Babam hukukçu ve ilkeli bir siyasetçiydi. 1951’de CHP’ye üye olmuş ve öldürüldüğü güne kadar kurucu meclis üyeliğinden milletvekilliğine ve il başkanlığına kadar farklı kademelerde ama hep bir devamlılık ve kararlılık içinde siyasetin içinde yer almış. Partinin içindeki sol kanadın önemli temsilcilerinden biri. DİSK, Töb-Der gibi sendikaların Orta Anadolu’daki avukatı olmasının yanı sıra Nevşehir’deki sol fraksiyonlardaki gençlerin de hukuk mücadelelerini sürdüren tek avukat olmuş. Tarım işçisinden, gencine, öğretmeninden işçisine herkesin ücretsiz davasını üstlenmiş. Babam entelektüel birikimini olabildiğine paylaşan mütevazı bir kanaat önderi aslında. Herkes nasıl yaşıyorsa öyle yaşayan, aynı tasa kaşık daldıran, eşitliği çok önemseyen biri olduğunu çok farklı isimlerden dinledim. Babam öldürüldüğünde iki yaşındaydım ve ona dair hatırladığım tek bir anı dahi yok. Bana kalan tek bir fotoğraf var aynı karede olduğumuz. Onu hep annemden ve başkalarından dinleyerek büyüdüm. Ablam ve ağabeyimle beraber avunduğumuz en önemli şey ise onun çocuğu olmaktan duyduğumuz onur.

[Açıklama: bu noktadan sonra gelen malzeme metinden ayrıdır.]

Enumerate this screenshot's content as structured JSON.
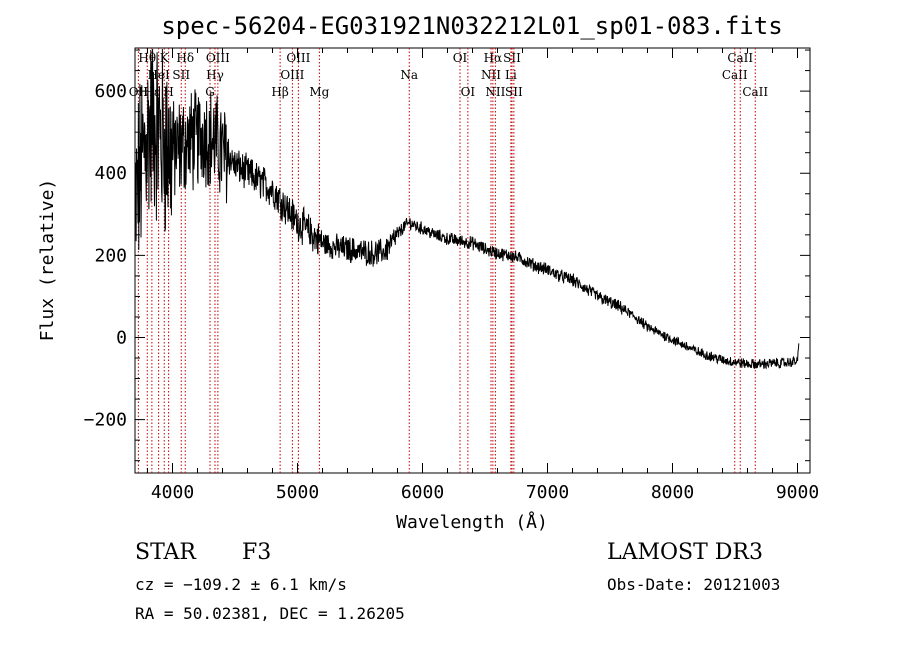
{
  "chart_data": {
    "type": "line",
    "title": "spec-56204-EG031921N032212L01_sp01-083.fits",
    "xlabel": "Wavelength (Å)",
    "ylabel": "Flux (relative)",
    "xlim": [
      3700,
      9100
    ],
    "ylim": [
      -330,
      705
    ],
    "x_ticks": [
      4000,
      5000,
      6000,
      7000,
      8000,
      9000
    ],
    "y_ticks": [
      -200,
      0,
      200,
      400,
      600
    ],
    "x_tick_labels": [
      "4000",
      "5000",
      "6000",
      "7000",
      "8000",
      "9000"
    ],
    "y_tick_labels": [
      "−200",
      "0",
      "200",
      "400",
      "600"
    ],
    "series": [
      {
        "name": "flux",
        "anchors_x": [
          3700,
          3730,
          3760,
          3800,
          3850,
          3900,
          3950,
          4000,
          4050,
          4100,
          4150,
          4200,
          4250,
          4300,
          4350,
          4400,
          4450,
          4500,
          4550,
          4600,
          4650,
          4700,
          4750,
          4800,
          4850,
          4900,
          4950,
          5000,
          5050,
          5100,
          5200,
          5300,
          5400,
          5500,
          5600,
          5700,
          5750,
          5800,
          5850,
          5900,
          5950,
          6000,
          6100,
          6200,
          6300,
          6400,
          6500,
          6600,
          6700,
          6800,
          6900,
          7000,
          7100,
          7200,
          7300,
          7400,
          7500,
          7600,
          7700,
          7800,
          7900,
          8000,
          8100,
          8200,
          8300,
          8400,
          8500,
          8600,
          8700,
          8800,
          8900,
          8950,
          9000,
          9010
        ],
        "anchors_y": [
          300,
          380,
          430,
          500,
          530,
          490,
          470,
          450,
          460,
          470,
          480,
          480,
          500,
          490,
          470,
          450,
          440,
          420,
          410,
          400,
          390,
          380,
          370,
          360,
          340,
          320,
          300,
          280,
          270,
          255,
          230,
          220,
          215,
          210,
          205,
          210,
          230,
          250,
          270,
          280,
          270,
          265,
          250,
          240,
          235,
          230,
          215,
          205,
          200,
          190,
          175,
          165,
          150,
          140,
          120,
          100,
          85,
          70,
          50,
          25,
          10,
          -5,
          -20,
          -35,
          -45,
          -55,
          -60,
          -65,
          -65,
          -63,
          -62,
          -60,
          -58,
          -20
        ],
        "noise": [
          {
            "from": 3700,
            "to": 4000,
            "amplitude": 210
          },
          {
            "from": 4000,
            "to": 4450,
            "amplitude": 110
          },
          {
            "from": 4450,
            "to": 5200,
            "amplitude": 38
          },
          {
            "from": 5200,
            "to": 5800,
            "amplitude": 28
          },
          {
            "from": 5800,
            "to": 7600,
            "amplitude": 14
          },
          {
            "from": 7600,
            "to": 9010,
            "amplitude": 11
          }
        ]
      }
    ],
    "line_markers": [
      {
        "label": "OII",
        "wavelength": 3727,
        "row": 3
      },
      {
        "label": "Hθ",
        "wavelength": 3798,
        "row": 1
      },
      {
        "label": "Hε",
        "wavelength": 3835,
        "row": 3
      },
      {
        "label": "HeI",
        "wavelength": 3889,
        "row": 2
      },
      {
        "label": "K",
        "wavelength": 3934,
        "row": 1
      },
      {
        "label": "H",
        "wavelength": 3969,
        "row": 3
      },
      {
        "label": "SII",
        "wavelength": 4070,
        "row": 2
      },
      {
        "label": "Hδ",
        "wavelength": 4102,
        "row": 1
      },
      {
        "label": "G",
        "wavelength": 4300,
        "row": 3
      },
      {
        "label": "Hγ",
        "wavelength": 4340,
        "row": 2
      },
      {
        "label": "OIII",
        "wavelength": 4363,
        "row": 1
      },
      {
        "label": "Hβ",
        "wavelength": 4861,
        "row": 3
      },
      {
        "label": "OIII",
        "wavelength": 4959,
        "row": 2
      },
      {
        "label": "OIII",
        "wavelength": 5007,
        "row": 1
      },
      {
        "label": "Mg",
        "wavelength": 5175,
        "row": 3
      },
      {
        "label": "Na",
        "wavelength": 5894,
        "row": 2
      },
      {
        "label": "OI",
        "wavelength": 6300,
        "row": 1
      },
      {
        "label": "OI",
        "wavelength": 6363,
        "row": 3
      },
      {
        "label": "NII",
        "wavelength": 6548,
        "row": 2
      },
      {
        "label": "Hα",
        "wavelength": 6563,
        "row": 1
      },
      {
        "label": "NII",
        "wavelength": 6583,
        "row": 3
      },
      {
        "label": "Li",
        "wavelength": 6707,
        "row": 2
      },
      {
        "label": "SII",
        "wavelength": 6716,
        "row": 1
      },
      {
        "label": "SII",
        "wavelength": 6731,
        "row": 3
      },
      {
        "label": "CaII",
        "wavelength": 8498,
        "row": 2
      },
      {
        "label": "CaII",
        "wavelength": 8542,
        "row": 1
      },
      {
        "label": "CaII",
        "wavelength": 8662,
        "row": 3
      }
    ]
  },
  "info": {
    "class": "STAR",
    "subclass": "F3",
    "survey": "LAMOST DR3",
    "redshift": "cz = −109.2 ± 6.1 km/s",
    "obs_date": "Obs-Date: 20121003",
    "coords": "RA =  50.02381, DEC =   1.26205"
  }
}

İnterdisipliner kurgulanan sergide izleyici ne tür işlerle karşılaşacak? İşlerin mekanla ilişkisini kurulumunu vb. biraz açabilir misin?

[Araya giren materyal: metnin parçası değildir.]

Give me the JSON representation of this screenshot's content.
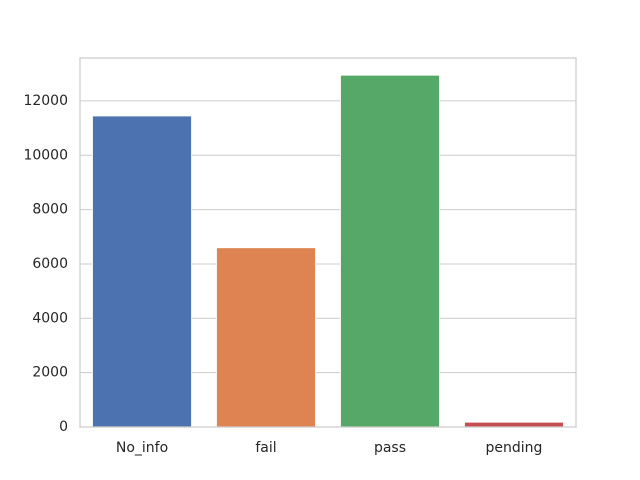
{
  "chart_data": {
    "type": "bar",
    "title": "",
    "xlabel": "",
    "ylabel": "",
    "categories": [
      "No_info",
      "fail",
      "pass",
      "pending"
    ],
    "values": [
      11450,
      6600,
      12950,
      180
    ],
    "colors": [
      "#4c72b0",
      "#dd8452",
      "#55a868",
      "#c44e52"
    ],
    "ylim": [
      0,
      13580
    ],
    "yticks": [
      0,
      2000,
      4000,
      6000,
      8000,
      10000,
      12000
    ],
    "grid": true,
    "legend": "none"
  }
}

Bir sahne performansını galeri ortamına taşımak benim için yeni bir deneyim. Eldeki zengin malzemeyi hayli eleyerek hikayeyi yeniden tasarladım. Her ne kadar ilk başta sahneyi galeriye taşımamaya çalışsam da salonun atmosferi kendiliğinden bir sahneye dönüşüverdi. Sergide babam ve Yavuz Yükselbaba’nın Nevşehir’deki cenazesinden iki dakikalık bir video gösterdik. Galerideki cep girintide gösterilen bu video gerçek olanla kurgu arasındaki sınırı çekiyor aslında. Aslında olmuş olanla benim belleğim arasındaki gerilimi de ortaya koyuyor diyebilirim. Galerinin geri kalan kısmı daha fantastik bir kurgu alanı. Duvarda farklı boyutlarda gölgeleriyle bir kukla yerleştirmesi var. Bir diğer düzenleme de bir aile fotoğrafından oluşan üçleme. Alman besteci Alfred Hochstrasser’in özel olarak bestelediği ninni bu fantastik dünyaya eşlik ediyor.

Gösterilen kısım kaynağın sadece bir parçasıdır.